We know nothing, we foretell nothing, we simply ask in terror: has the time really come, really come?[1]

Khlebnikov soon decided that "the time" had come, and that the much-feared ultimate cataclysm should be positively welcomed and plunged into.[2] The experience of uncertainty was in this way overcome, while the feeling of "knowing nothing" and "foretelling" nothing was replaced by the sensation of knowing everything and foretelling everything, as we have seen.

In a similar "turning inside out" of Symbolist forms and premises,[3] Khlebnikov reached his own form of artistic collectivism not by a crude negation of the Symbolists' "ego" but by expanding its walls, until it became so enormous and vaguely—defined as to appear to merge with the human collectivity. An aspect of this process was his peculiar idea of becoming the "King of Time" and the "President of the Terrestrial Sphere".

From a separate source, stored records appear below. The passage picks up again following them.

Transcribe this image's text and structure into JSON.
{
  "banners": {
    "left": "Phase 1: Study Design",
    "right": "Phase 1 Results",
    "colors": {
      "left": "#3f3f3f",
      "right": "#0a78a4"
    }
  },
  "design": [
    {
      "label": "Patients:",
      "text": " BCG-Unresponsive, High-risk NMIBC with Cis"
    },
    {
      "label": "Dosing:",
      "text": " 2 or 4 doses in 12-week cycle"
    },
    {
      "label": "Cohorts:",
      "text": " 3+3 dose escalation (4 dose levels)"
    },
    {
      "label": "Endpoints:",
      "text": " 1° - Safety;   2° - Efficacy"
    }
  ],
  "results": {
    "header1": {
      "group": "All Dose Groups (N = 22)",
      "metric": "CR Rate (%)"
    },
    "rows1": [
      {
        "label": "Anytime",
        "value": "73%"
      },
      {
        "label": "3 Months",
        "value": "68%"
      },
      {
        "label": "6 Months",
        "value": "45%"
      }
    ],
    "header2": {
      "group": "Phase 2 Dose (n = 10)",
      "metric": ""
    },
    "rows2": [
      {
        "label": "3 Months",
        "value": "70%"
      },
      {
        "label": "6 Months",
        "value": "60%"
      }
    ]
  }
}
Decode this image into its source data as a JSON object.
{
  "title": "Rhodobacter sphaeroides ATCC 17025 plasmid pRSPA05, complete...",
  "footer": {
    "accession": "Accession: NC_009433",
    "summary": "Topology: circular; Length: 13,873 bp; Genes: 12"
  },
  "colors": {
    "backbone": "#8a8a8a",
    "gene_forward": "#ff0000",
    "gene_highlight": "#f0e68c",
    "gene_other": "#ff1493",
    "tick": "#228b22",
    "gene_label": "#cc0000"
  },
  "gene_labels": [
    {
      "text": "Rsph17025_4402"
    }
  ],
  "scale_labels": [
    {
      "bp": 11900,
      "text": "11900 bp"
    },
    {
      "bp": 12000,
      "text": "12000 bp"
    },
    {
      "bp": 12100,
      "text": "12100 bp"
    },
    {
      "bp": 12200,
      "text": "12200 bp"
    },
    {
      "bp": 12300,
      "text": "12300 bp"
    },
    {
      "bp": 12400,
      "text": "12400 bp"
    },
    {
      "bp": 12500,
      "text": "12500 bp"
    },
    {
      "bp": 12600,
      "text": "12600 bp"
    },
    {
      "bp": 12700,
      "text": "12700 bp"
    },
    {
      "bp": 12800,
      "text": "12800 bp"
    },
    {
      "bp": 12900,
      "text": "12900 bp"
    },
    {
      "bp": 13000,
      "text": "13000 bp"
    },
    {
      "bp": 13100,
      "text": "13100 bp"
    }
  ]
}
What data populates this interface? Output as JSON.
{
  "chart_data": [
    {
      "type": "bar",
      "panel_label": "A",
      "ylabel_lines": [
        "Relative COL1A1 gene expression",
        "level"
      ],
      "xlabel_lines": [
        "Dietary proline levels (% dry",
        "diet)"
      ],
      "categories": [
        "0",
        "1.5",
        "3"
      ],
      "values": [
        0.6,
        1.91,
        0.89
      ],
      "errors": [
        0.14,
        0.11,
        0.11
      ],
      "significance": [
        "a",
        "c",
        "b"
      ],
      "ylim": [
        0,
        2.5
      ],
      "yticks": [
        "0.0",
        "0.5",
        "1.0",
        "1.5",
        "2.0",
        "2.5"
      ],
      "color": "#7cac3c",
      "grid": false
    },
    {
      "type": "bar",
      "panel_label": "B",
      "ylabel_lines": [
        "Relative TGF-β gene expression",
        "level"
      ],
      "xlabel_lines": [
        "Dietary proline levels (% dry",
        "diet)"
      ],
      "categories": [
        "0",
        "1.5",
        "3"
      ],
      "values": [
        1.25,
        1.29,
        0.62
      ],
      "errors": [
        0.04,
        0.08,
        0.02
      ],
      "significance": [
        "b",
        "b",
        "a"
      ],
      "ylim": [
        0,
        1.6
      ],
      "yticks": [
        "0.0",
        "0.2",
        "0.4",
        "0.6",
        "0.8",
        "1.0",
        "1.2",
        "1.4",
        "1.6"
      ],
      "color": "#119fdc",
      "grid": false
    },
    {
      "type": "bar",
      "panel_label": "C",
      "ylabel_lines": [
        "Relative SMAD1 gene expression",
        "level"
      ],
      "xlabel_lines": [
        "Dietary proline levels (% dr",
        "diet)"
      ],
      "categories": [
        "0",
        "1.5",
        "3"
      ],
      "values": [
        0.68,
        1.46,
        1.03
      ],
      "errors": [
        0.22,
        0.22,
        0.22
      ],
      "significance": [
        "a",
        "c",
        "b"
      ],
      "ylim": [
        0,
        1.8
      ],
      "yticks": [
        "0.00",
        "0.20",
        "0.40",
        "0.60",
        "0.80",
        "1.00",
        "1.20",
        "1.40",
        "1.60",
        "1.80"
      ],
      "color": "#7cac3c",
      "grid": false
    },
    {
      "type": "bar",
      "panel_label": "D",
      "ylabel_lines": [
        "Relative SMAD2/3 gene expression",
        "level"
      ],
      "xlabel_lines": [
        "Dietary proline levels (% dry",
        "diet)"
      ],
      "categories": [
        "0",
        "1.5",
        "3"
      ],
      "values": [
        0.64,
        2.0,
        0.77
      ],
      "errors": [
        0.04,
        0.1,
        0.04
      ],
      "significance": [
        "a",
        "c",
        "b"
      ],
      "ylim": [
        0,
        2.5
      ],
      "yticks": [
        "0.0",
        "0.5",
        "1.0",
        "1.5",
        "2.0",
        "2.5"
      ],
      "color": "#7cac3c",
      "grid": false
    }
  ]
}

The poet's first mention of his "Government" project seems to have been made in a letter to Kamensky written in the spring


  1. Neizd. P p 322.
  2. It was partly for this reason that Khlebnikov (like Mayakovsky) for a brief period actually welcomed the First World War. Another reason was that Khlebnikov saw in it an aspect of the struggle of the East against the West. See Nesob. P pp 405-06. A fierce anti—militarism soon replaced these moods, however.
  3. "Artistic creation is always a complicated turning inside out of old forms, under the influence of new stimuli which originate outside of art"—Trotsky, Lit. & Rev'n., quoted in: Leon Trotsky on Literature and Art, N Y 1970, 1: 37 (introduction by P N Siegel).